Признаюсь, я не предвидел, что мои костюмы будут перешиваться. А как же мои муки, которые я пережил, когда часами простаивал перед зеркалом, ища линии и складки, передававшие задуманный внешний образ роли? То подтянешь в плечах, то в спине, то подберешь фалду, то спустишь один бок панталон, то приподымешь другой.
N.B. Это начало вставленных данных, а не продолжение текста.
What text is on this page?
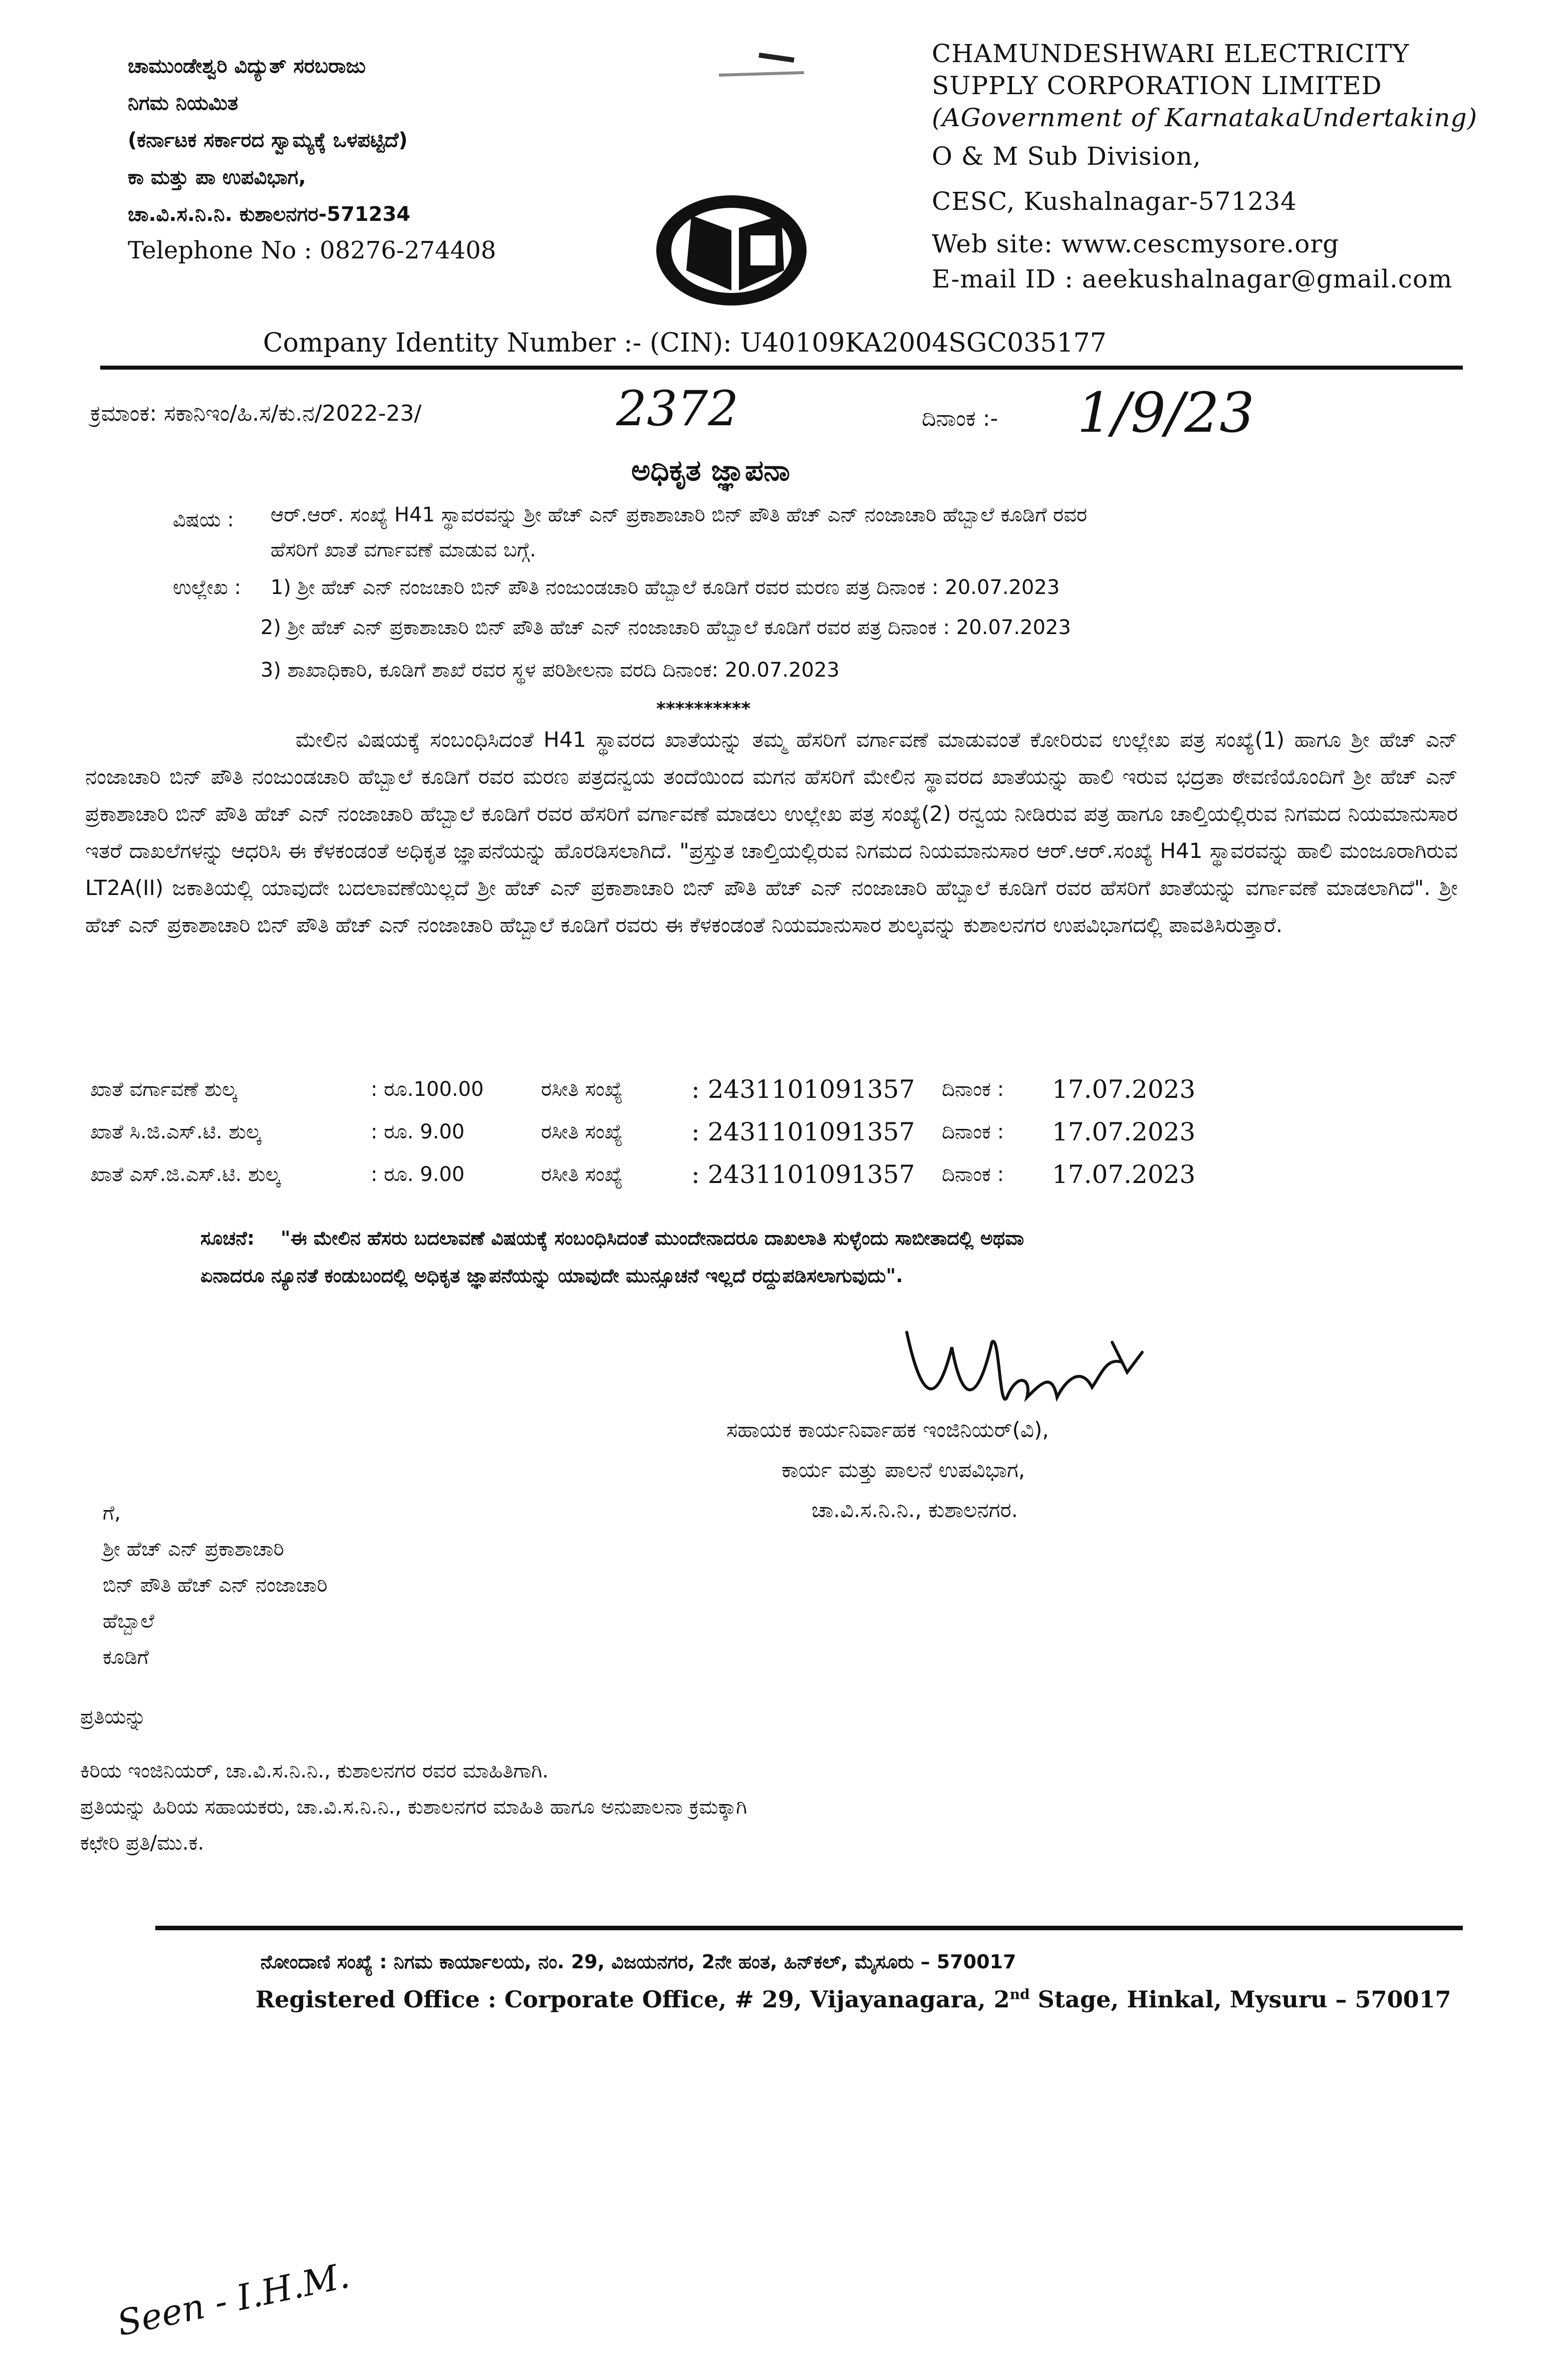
ಚಾಮುಂಡೇಶ್ವರಿ ವಿದ್ಯುತ್ ಸರಬರಾಜು
ನಿಗಮ ನಿಯಮಿತ
(ಕರ್ನಾಟಕ ಸರ್ಕಾರದ ಸ್ವಾಮ್ಯಕ್ಕೆ ಒಳಪಟ್ಟಿದೆ)
ಕಾ ಮತ್ತು ಪಾ ಉಪವಿಭಾಗ,
ಚಾ.ವಿ.ಸ.ನಿ.ನಿ. ಕುಶಾಲನಗರ-571234
Telephone No : 08276-274408
CHAMUNDESHWARI ELECTRICITY
SUPPLY CORPORATION LIMITED
(AGovernment of KarnatakaUndertaking)
O & M Sub Division,
CESC, Kushalnagar-571234
Web site: www.cescmysore.org
E-mail ID : aeekushalnagar@gmail.com
Company Identity Number :- (CIN): U40109KA2004SGC035177
ಕ್ರಮಾಂಕ: ಸಕಾನಿಇಂ/ಹಿ.ಸ/ಕು.ನ/2022-23/	2372	ದಿನಾಂಕ :- 1/9/23
ಅಧಿಕೃತ ಜ್ಞಾಪನಾ
ವಿಷಯ : ಆರ್.ಆರ್. ಸಂಖ್ಯೆ H41 ಸ್ಥಾವರವನ್ನು ಶ್ರೀ ಹೆಚ್ ಎನ್ ಪ್ರಕಾಶಾಚಾರಿ ಬಿನ್ ಪೌತಿ ಹೆಚ್ ಎನ್ ನಂಜಾಚಾರಿ ಹೆಬ್ಬಾಲೆ ಕೂಡಿಗೆ ರವರ
ಹೆಸರಿಗೆ ಖಾತೆ ವರ್ಗಾವಣೆ ಮಾಡುವ ಬಗ್ಗೆ.
ಉಲ್ಲೇಖ : 1) ಶ್ರೀ ಹೆಚ್ ಎನ್ ನಂಜಚಾರಿ ಬಿನ್ ಪೌತಿ ನಂಜುಂಡಚಾರಿ ಹೆಬ್ಬಾಲೆ ಕೂಡಿಗೆ ರವರ ಮರಣ ಪತ್ರ ದಿನಾಂಕ : 20.07.2023
2) ಶ್ರೀ ಹೆಚ್ ಎನ್ ಪ್ರಕಾಶಾಚಾರಿ ಬಿನ್ ಪೌತಿ ಹೆಚ್ ಎನ್ ನಂಜಾಚಾರಿ ಹೆಬ್ಬಾಲೆ ಕೂಡಿಗೆ ರವರ ಪತ್ರ ದಿನಾಂಕ : 20.07.2023
3) ಶಾಖಾಧಿಕಾರಿ, ಕೂಡಿಗೆ ಶಾಖೆ ರವರ ಸ್ಥಳ ಪರಿಶೀಲನಾ ವರದಿ ದಿನಾಂಕ: 20.07.2023
**********
ಮೇಲಿನ ವಿಷಯಕ್ಕೆ ಸಂಬಂಧಿಸಿದಂತೆ H41 ಸ್ಥಾವರದ ಖಾತೆಯನ್ನು ತಮ್ಮ ಹೆಸರಿಗೆ ವರ್ಗಾವಣೆ ಮಾಡುವಂತೆ ಕೋರಿರುವ ಉಲ್ಲೇಖ ಪತ್ರ ಸಂಖ್ಯೆ(1) ಹಾಗೂ ಶ್ರೀ ಹೆಚ್ ಎನ್ ನಂಜಾಚಾರಿ ಬಿನ್ ಪೌತಿ ನಂಜುಂಡಚಾರಿ ಹೆಬ್ಬಾಲೆ ಕೂಡಿಗೆ ರವರ ಮರಣ ಪತ್ರದನ್ವಯ ತಂದೆಯಿಂದ ಮಗನ ಹೆಸರಿಗೆ ಮೇಲಿನ ಸ್ಥಾವರದ ಖಾತೆಯನ್ನು ಹಾಲಿ ಇರುವ ಭದ್ರತಾ ಠೇವಣಿಯೊಂದಿಗೆ ಶ್ರೀ ಹೆಚ್ ಎನ್ ಪ್ರಕಾಶಾಚಾರಿ ಬಿನ್ ಪೌತಿ ಹೆಚ್ ಎನ್ ನಂಜಾಚಾರಿ ಹೆಬ್ಬಾಲೆ ಕೂಡಿಗೆ ರವರ ಹೆಸರಿಗೆ ವರ್ಗಾವಣೆ ಮಾಡಲು ಉಲ್ಲೇಖ ಪತ್ರ ಸಂಖ್ಯೆ(2) ರನ್ವಯ ನೀಡಿರುವ ಪತ್ರ ಹಾಗೂ ಚಾಲ್ತಿಯಲ್ಲಿರುವ ನಿಗಮದ ನಿಯಮಾನುಸಾರ ಇತರೆ ದಾಖಲೆಗಳನ್ನು ಆಧರಿಸಿ ಈ ಕೆಳಕಂಡಂತೆ ಅಧಿಕೃತ ಜ್ಞಾಪನೆಯನ್ನು ಹೊರಡಿಸಲಾಗಿದೆ. "ಪ್ರಸ್ತುತ ಚಾಲ್ತಿಯಲ್ಲಿರುವ ನಿಗಮದ ನಿಯಮಾನುಸಾರ ಆರ್.ಆರ್.ಸಂಖ್ಯೆ H41 ಸ್ಥಾವರವನ್ನು ಹಾಲಿ ಮಂಜೂರಾಗಿರುವ LT2A(II) ಜಕಾತಿಯಲ್ಲಿ ಯಾವುದೇ ಬದಲಾವಣೆಯಿಲ್ಲದೆ ಶ್ರೀ ಹೆಚ್ ಎನ್ ಪ್ರಕಾಶಾಚಾರಿ ಬಿನ್ ಪೌತಿ ಹೆಚ್ ಎನ್ ನಂಜಾಚಾರಿ ಹೆಬ್ಬಾಲೆ ಕೂಡಿಗೆ ರವರ ಹೆಸರಿಗೆ ಖಾತೆಯನ್ನು ವರ್ಗಾವಣೆ ಮಾಡಲಾಗಿದೆ". ಶ್ರೀ ಹೆಚ್ ಎನ್ ಪ್ರಕಾಶಾಚಾರಿ ಬಿನ್ ಪೌತಿ ಹೆಚ್ ಎನ್ ನಂಜಾಚಾರಿ ಹೆಬ್ಬಾಲೆ ಕೂಡಿಗೆ ರವರು ಈ ಕೆಳಕಂಡಂತೆ ನಿಯಮಾನುಸಾರ ಶುಲ್ಕವನ್ನು ಕುಶಾಲನಗರ ಉಪವಿಭಾಗದಲ್ಲಿ ಪಾವತಿಸಿರುತ್ತಾರೆ.
ಖಾತೆ ವರ್ಗಾವಣೆ ಶುಲ್ಕ	: ರೂ.100.00	ರಸೀತಿ ಸಂಖ್ಯೆ	: 2431101091357	ದಿನಾಂಕ :	17.07.2023
ಖಾತೆ ಸಿ.ಜಿ.ಎಸ್.ಟಿ. ಶುಲ್ಕ	: ರೂ. 9.00	ರಸೀತಿ ಸಂಖ್ಯೆ	: 2431101091357	ದಿನಾಂಕ :	17.07.2023
ಖಾತೆ ಎಸ್.ಜಿ.ಎಸ್.ಟಿ. ಶುಲ್ಕ	: ರೂ. 9.00	ರಸೀತಿ ಸಂಖ್ಯೆ	: 2431101091357	ದಿನಾಂಕ :	17.07.2023
ಸೂಚನೆ: "ಈ ಮೇಲಿನ ಹೆಸರು ಬದಲಾವಣೆ ವಿಷಯಕ್ಕೆ ಸಂಬಂಧಿಸಿದಂತೆ ಮುಂದೇನಾದರೂ ದಾಖಲಾತಿ ಸುಳ್ಳೆಂದು ಸಾಬೀತಾದಲ್ಲಿ ಅಥವಾ
ಏನಾದರೂ ನ್ಯೂನತೆ ಕಂಡುಬಂದಲ್ಲಿ ಅಧಿಕೃತ ಜ್ಞಾಪನೆಯನ್ನು ಯಾವುದೇ ಮುನ್ಸೂಚನೆ ಇಲ್ಲದೆ ರದ್ದುಪಡಿಸಲಾಗುವುದು".
ಸಹಾಯಕ ಕಾರ್ಯನಿರ್ವಾಹಕ ಇಂಜಿನಿಯರ್(ವಿ),
ಕಾರ್ಯ ಮತ್ತು ಪಾಲನೆ ಉಪವಿಭಾಗ,
ಚಾ.ವಿ.ಸ.ನಿ.ನಿ., ಕುಶಾಲನಗರ.
ಗೆ,
ಶ್ರೀ ಹೆಚ್ ಎನ್ ಪ್ರಕಾಶಾಚಾರಿ
ಬಿನ್ ಪೌತಿ ಹೆಚ್ ಎನ್ ನಂಜಾಚಾರಿ
ಹೆಬ್ಬಾಲೆ
ಕೂಡಿಗೆ
ಪ್ರತಿಯನ್ನು
ಕಿರಿಯ ಇಂಜಿನಿಯರ್, ಚಾ.ವಿ.ಸ.ನಿ.ನಿ., ಕುಶಾಲನಗರ ರವರ ಮಾಹಿತಿಗಾಗಿ.
ಪ್ರತಿಯನ್ನು ಹಿರಿಯ ಸಹಾಯಕರು, ಚಾ.ವಿ.ಸ.ನಿ.ನಿ., ಕುಶಾಲನಗರ ಮಾಹಿತಿ ಹಾಗೂ ಅನುಪಾಲನಾ ಕ್ರಮಕ್ಕಾಗಿ
ಕಛೇರಿ ಪ್ರತಿ/ಮು.ಕ.
ನೋಂದಾಣಿ ಸಂಖ್ಯೆ : ನಿಗಮ ಕಾರ್ಯಾಲಯ, ನಂ. 29, ವಿಜಯನಗರ, 2ನೇ ಹಂತ, ಹಿನ್‌ಕಲ್, ಮೈಸೂರು – 570017
Registered Office : Corporate Office, # 29, Vijayanagara, 2nd Stage, Hinkal, Mysuru – 570017
Seen - I.H.M.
Вот мелькнула и снова исчезла линия, которая так долго чудилась... И снова ищешь ее... закалываешь... Но глупый портной, который всегда и все лучше знает, приноровил мои требования к своему трафарету, и стало еще хуже, чем было... И снова стоишь перед зеркалом или сам берешься за иглу. А если находишь то, что искал!!! Боже, какая это радость! Как бережешь найденное! И вдруг теперь в благодарность за все мои страдания на моих глазах спокойно раздирают мои ризы и мечут между собой жребий, кому они достанутся! Ведь костюм артиста – это та же картина художника. Мы тоже ищем линии и краски! И вдруг берут картину и режут ее! Почему? Да потому, что картина слишком велика для рамки! Какое варварство, кощунство! Да нет, этого быть не может, Вывалов дразнит меня!!!